Saturday, November 16, 2019

Virus

My first day of school was in 1951, in Jacksonville, Florida, near the Naval Air Base where my dad was stationed, serving in the military that paid for him to study medicine. I took a yellow school bus. I remember it vividly, and the uncertainty I felt about where it was taking me. My last day of high school was in 1963, in Nashville, Tennessee. I left in my embarrassing 1953 Plymouth and headed for our graduation party, where Billy Buist, drunk as a skunk, stood on a table and announced that he and his sweetheart Brenda were married.

During those years, I learned about how organs work, which made me think I wanted to be a doctor, like my father, I ducked and covered under my school desk to practice surviving a nuclear attack by the Soviet Union, I ducked and covered under the hay in the eighth grade with Jane Sanders (uneventfully, sadly) and the next year determined, with what little consciousness remained after I tackled someone much bigger than I, that I was not meant to be a high school football player.

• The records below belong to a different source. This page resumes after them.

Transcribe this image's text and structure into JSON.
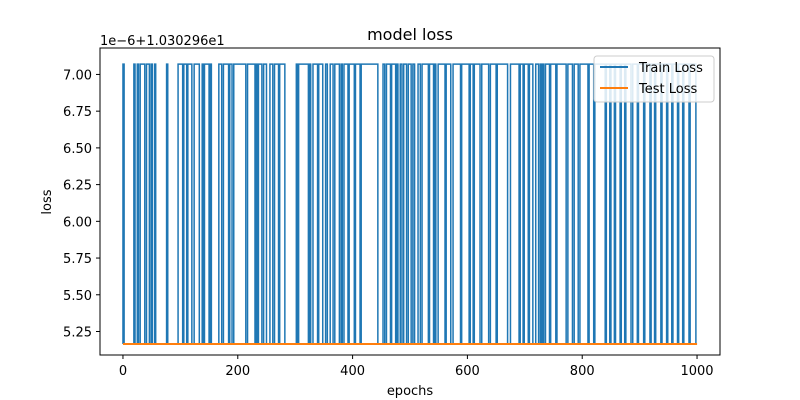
{
  "chart_data": {
    "type": "line",
    "title": "model loss",
    "xlabel": "epochs",
    "ylabel": "loss",
    "offset_label": "1e−6+1.030296e1",
    "xlim": [
      -40,
      1040
    ],
    "ylim": [
      5.09,
      7.18
    ],
    "xticks": [
      0,
      200,
      400,
      600,
      800,
      1000
    ],
    "yticks": [
      5.25,
      5.5,
      5.75,
      6.0,
      6.25,
      6.5,
      6.75,
      7.0
    ],
    "ytick_labels": [
      "5.25",
      "5.50",
      "5.75",
      "6.00",
      "6.25",
      "6.50",
      "6.75",
      "7.00"
    ],
    "grid": false,
    "legend_position": "top-right",
    "series": [
      {
        "name": "Train Loss",
        "color": "#1f77b4",
        "low_value": 5.165,
        "high_value": 7.07,
        "high_ranges": [
          [
            0,
            2
          ],
          [
            19,
            21
          ],
          [
            25,
            27
          ],
          [
            30,
            38
          ],
          [
            41,
            46
          ],
          [
            49,
            51
          ],
          [
            55,
            57
          ],
          [
            76,
            78
          ],
          [
            96,
            104
          ],
          [
            106,
            111
          ],
          [
            113,
            120
          ],
          [
            124,
            133
          ],
          [
            138,
            140
          ],
          [
            142,
            150
          ],
          [
            152,
            154
          ],
          [
            167,
            172
          ],
          [
            175,
            184
          ],
          [
            186,
            190
          ],
          [
            193,
            214
          ],
          [
            217,
            230
          ],
          [
            232,
            234
          ],
          [
            236,
            242
          ],
          [
            245,
            250
          ],
          [
            256,
            261
          ],
          [
            264,
            271
          ],
          [
            273,
            282
          ],
          [
            302,
            304
          ],
          [
            306,
            323
          ],
          [
            325,
            327
          ],
          [
            331,
            339
          ],
          [
            341,
            348
          ],
          [
            353,
            356
          ],
          [
            361,
            366
          ],
          [
            369,
            377
          ],
          [
            380,
            382
          ],
          [
            385,
            392
          ],
          [
            394,
            403
          ],
          [
            405,
            413
          ],
          [
            415,
            444
          ],
          [
            453,
            456
          ],
          [
            459,
            466
          ],
          [
            468,
            475
          ],
          [
            477,
            479
          ],
          [
            483,
            486
          ],
          [
            489,
            494
          ],
          [
            497,
            502
          ],
          [
            505,
            508
          ],
          [
            514,
            518
          ],
          [
            521,
            532
          ],
          [
            534,
            541
          ],
          [
            543,
            545
          ],
          [
            549,
            561
          ],
          [
            563,
            571
          ],
          [
            575,
            588
          ],
          [
            590,
            603
          ],
          [
            605,
            610
          ],
          [
            612,
            622
          ],
          [
            625,
            637
          ],
          [
            640,
            650
          ],
          [
            652,
            670
          ],
          [
            675,
            690
          ],
          [
            692,
            697
          ],
          [
            699,
            706
          ],
          [
            708,
            714
          ],
          [
            719,
            724
          ],
          [
            727,
            729
          ],
          [
            731,
            733
          ],
          [
            736,
            743
          ],
          [
            745,
            754
          ],
          [
            756,
            772
          ],
          [
            775,
            783
          ],
          [
            786,
            793
          ],
          [
            796,
            810
          ],
          [
            812,
            820
          ],
          [
            822,
            840
          ],
          [
            842,
            848
          ],
          [
            850,
            856
          ],
          [
            858,
            866
          ],
          [
            868,
            874
          ],
          [
            876,
            885
          ],
          [
            888,
            896
          ],
          [
            898,
            907
          ],
          [
            909,
            918
          ],
          [
            920,
            926
          ],
          [
            928,
            937
          ],
          [
            939,
            947
          ],
          [
            949,
            956
          ],
          [
            958,
            966
          ],
          [
            968,
            975
          ],
          [
            977,
            986
          ],
          [
            988,
            998
          ]
        ]
      },
      {
        "name": "Test Loss",
        "color": "#ff7f0e",
        "x": [
          0,
          1000
        ],
        "y": [
          5.165,
          5.165
        ]
      }
    ]
  }
}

The one thing I never did, which never even occurred to me as a possibility, was worry about being shot in school.

During those school years of the 1950s and early sixties, in the United States there were nine school shootings involving students, not counting a few accidents. 

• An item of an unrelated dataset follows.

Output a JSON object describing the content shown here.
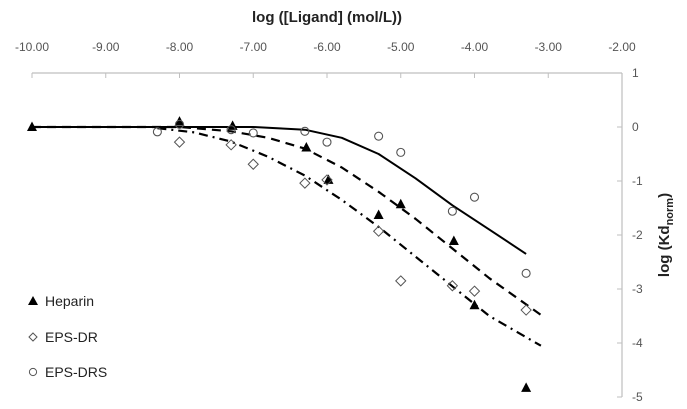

One third the number killed in 2012 at Sandy Hook Elementary School. About half the number killed last year at Marjory Stoneman Douglass. One fewer than were killed later that same year at Santa Fe High School.

I don’t understand why this is happening. Honestly, no one seems to. There are more guns now than ever, but there were always plenty of guns in the South, where I grew up. You didn’t need an assault weapon. You could do plenty of damage with a couple of semi-automatic shotguns loaded with buckshot.

Killing kids, or being killed by them, just wasn’t a thing in those days. We were plenty nasty. You didn’t want to cross the wrong people. But the worst you got for it was a bloody nose.

WW II wasn’t long behind us, and Korea was still a fresh wound. Maybe we had just had enough of killing for a while. Eisenhower was President for much of that time, then Kennedy. We were building the interstate highway system and going to the moon. We had beaten our swords into plowshares.

We had something of a hatred relapse when we killed JFK and his brother, and then Martin, and a further bout of global paranoia when we went to war in Vietnam, but for a long time we seemed to calm down and embrace bareknuckled capitalism as an outlet for our aggressions.

Then, slowly, like the return of a disease we thought we had beat, we started marching again to the drumbeats of war. Afghanistan, Iraq, Libya, Syria, mired in the sands of the Middle East, trying to defeat those who hated us (and get their oil, while we were at it), only succeeding in making them hate us more, just as we had in Vietnam. 

The wars after WW II and Korea didn’t pull us together, they drove us apart. We began to direct the hatred we felt for others at ourselves. Coincidentally, the Internet let us do that better than ever. Something like a civil war broke out in cyberspace. It’s raging hotter than ever.

Growing up in the South, I heard story after story of how the Civil War divided communities and families, sometimes even pitting brother against brother. It was hard enough to understand how that could happen then. I certainly didn’t expect ever to see it happen again.

But here we are, as angry and divided as I imagine the North and South were in 1860. The only thing to our credit this time is that we aren’t all shooting at each other, just some of us, notably the ones killing kids in schools and worshipers in churches and synagogues. But in our national discourse we have picked up the cloak of hatred and are wearing it proudly.

Our president isn’t building roads like Eisenhower. He doesn’t exhort us to go to the moon. He’s bribing foreign governments to investigate his political opponents, and that’s just fine with his supporters in the public and in the Senate. It’s even fine with his attorney general. There seems to be no common ground here, no neutral zone for peacemaking. You’re either with him or against him.

The national virus of hatred and violence, almost eradicated, I’d hoped, is resurgent, and spreading wildly. It will not be denied. More lives will be lost. Something close to the catharsis of war will be needed to let it feed until there are no hosts left for it. Until it is forced by our regret and sorrow into dormancy once again.

1 comment:

  1. This is such a thoughtful interpretation of our huge crisis of violence and division in this country, Mac! Thank you for helping us understand it. I really like your way of connecting this to our Civil War -- now amplified by the internet, and in fact occurring daily ON the internet! -- It's so frightening and saddening. I have to say, I'm afraid you're right that all of it will get worse, until through "the catharsis of war" this violence and hatred can go "dormant" again. I wish I could see a better path forward, or any path at all!